Activity Basics - .NET SDK

Develop an Activity

One of the primary things that Workflows do is orchestrate the execution of Activities. An Activity is a normal method execution that's intended to execute a single, well-defined action (either short or long-running), such as querying a database, calling a third-party API, or transcoding a media file. An Activity can interact with world outside the Temporal Platform or use a Temporal Client to interact with a Temporal Service. For the Workflow to be able to execute the Activity, we must define the Activity Definition.

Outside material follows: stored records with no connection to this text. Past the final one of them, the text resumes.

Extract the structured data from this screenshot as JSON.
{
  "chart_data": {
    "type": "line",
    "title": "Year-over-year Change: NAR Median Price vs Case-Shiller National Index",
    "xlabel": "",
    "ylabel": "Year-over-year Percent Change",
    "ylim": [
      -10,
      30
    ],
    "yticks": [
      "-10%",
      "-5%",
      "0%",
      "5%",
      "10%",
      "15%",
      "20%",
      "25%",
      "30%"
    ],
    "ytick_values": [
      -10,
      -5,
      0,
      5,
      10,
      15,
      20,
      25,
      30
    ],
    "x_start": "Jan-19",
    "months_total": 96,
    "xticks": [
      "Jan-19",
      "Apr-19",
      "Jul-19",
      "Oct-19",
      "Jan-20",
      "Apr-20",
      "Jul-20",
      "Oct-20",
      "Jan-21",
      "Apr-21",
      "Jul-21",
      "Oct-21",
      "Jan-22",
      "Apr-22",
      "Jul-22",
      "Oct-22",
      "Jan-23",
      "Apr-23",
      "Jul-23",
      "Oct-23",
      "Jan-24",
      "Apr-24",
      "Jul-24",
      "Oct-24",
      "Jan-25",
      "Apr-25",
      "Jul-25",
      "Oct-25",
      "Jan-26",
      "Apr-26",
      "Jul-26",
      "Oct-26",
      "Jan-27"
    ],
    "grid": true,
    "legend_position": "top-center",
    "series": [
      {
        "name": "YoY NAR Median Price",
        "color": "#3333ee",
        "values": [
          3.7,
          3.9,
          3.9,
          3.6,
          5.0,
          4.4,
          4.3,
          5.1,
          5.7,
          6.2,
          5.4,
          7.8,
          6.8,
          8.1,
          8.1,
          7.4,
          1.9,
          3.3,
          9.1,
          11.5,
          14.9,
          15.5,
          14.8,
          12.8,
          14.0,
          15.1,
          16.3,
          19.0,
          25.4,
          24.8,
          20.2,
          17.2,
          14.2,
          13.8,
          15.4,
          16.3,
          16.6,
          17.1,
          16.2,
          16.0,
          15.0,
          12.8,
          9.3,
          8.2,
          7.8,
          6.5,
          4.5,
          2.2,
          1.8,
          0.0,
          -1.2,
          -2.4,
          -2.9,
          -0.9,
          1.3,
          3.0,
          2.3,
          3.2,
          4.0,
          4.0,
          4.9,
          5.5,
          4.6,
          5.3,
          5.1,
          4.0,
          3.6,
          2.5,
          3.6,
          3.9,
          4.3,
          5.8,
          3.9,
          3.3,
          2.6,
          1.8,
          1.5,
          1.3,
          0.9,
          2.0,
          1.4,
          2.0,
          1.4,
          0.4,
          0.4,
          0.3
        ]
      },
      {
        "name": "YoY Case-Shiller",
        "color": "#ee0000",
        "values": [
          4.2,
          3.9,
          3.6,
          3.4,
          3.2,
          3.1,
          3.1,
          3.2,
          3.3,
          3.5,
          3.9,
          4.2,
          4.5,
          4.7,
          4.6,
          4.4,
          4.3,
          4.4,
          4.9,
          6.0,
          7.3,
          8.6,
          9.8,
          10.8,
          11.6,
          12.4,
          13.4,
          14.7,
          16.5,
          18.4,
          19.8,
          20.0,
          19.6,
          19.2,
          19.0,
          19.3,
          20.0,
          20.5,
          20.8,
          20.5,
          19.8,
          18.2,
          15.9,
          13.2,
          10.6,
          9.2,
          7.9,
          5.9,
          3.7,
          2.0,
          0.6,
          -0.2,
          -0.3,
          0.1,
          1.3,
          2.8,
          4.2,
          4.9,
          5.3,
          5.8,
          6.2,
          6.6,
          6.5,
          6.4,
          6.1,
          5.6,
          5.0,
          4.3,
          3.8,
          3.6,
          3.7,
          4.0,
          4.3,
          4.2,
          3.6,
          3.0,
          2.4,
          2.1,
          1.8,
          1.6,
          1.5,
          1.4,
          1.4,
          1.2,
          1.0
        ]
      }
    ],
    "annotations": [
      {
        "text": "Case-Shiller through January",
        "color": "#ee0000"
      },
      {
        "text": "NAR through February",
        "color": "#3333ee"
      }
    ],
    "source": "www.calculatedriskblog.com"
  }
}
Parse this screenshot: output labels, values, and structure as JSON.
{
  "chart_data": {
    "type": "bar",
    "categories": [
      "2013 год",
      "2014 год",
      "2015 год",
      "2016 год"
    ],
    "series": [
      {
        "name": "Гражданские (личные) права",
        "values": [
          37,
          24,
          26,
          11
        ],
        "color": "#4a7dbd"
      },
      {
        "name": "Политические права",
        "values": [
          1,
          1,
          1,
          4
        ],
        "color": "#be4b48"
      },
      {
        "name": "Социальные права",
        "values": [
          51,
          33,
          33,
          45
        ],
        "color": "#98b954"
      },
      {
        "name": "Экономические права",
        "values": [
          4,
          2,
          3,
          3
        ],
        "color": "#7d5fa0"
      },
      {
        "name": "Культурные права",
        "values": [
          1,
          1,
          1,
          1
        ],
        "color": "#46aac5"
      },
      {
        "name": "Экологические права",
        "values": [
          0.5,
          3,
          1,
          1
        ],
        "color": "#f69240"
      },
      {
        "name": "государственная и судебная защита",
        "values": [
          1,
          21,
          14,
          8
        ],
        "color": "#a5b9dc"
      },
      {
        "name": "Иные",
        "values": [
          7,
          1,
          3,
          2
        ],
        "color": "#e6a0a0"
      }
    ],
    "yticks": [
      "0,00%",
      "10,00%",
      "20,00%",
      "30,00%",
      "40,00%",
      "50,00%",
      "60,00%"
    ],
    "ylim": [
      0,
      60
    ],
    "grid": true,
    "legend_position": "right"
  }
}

You can develop an Activity Definition by using the [Activity] attribute from the Temporalio.Activities namespace on the method. To register a method as an Activity with a custom name, use an attribute parameter, for example [Activity("your-activity")]. Otherwise, the activity name is the unqualified method name (sans an "Async" suffix if the method is async).

Activities can be asynchronous or synchronous.

using Temporalio.Activities;

public class MyActivities
{
// Activities can be async and/or static too. We just demonstrate instance methods since many
// use them that way.
[Activity]
public string MyActivity(MyActivityParams input) =>
$"{input.Greeting}, {input.Name}!";
}

There is no explicit limit to the total number of parameters that an Activity Definition may support. However, there is a limit to the total size of the data that ends up encoded into a gRPC message Payload.

A single argument is limited to a maximum size of 2 MB. And the total size of a gRPC message, which includes all the arguments, is limited to a maximum of 4 MB.

Also, keep in mind that all Payload data is recorded in the Workflow Execution Event History and large Event Histories can affect Worker performance. This is because the entire Event History could be transferred to a Worker Process with a Workflow Task.

Some SDKs require that you pass context objects, others do not. When it comes to your application data—that is, data that is serialized and encoded into a Payload—we recommend that you use a single object as an argument that wraps the application data passed to Activities. This is so that you can change what data is passed to the Activity without breaking a method signature.

Activity parameters are the method parameters of the method with the [Activity] attribute. These can be any data type Temporal can convert, including records. Technically this can be multiple parameters, but Temporal strongly encourages a single parameter containing all input fields.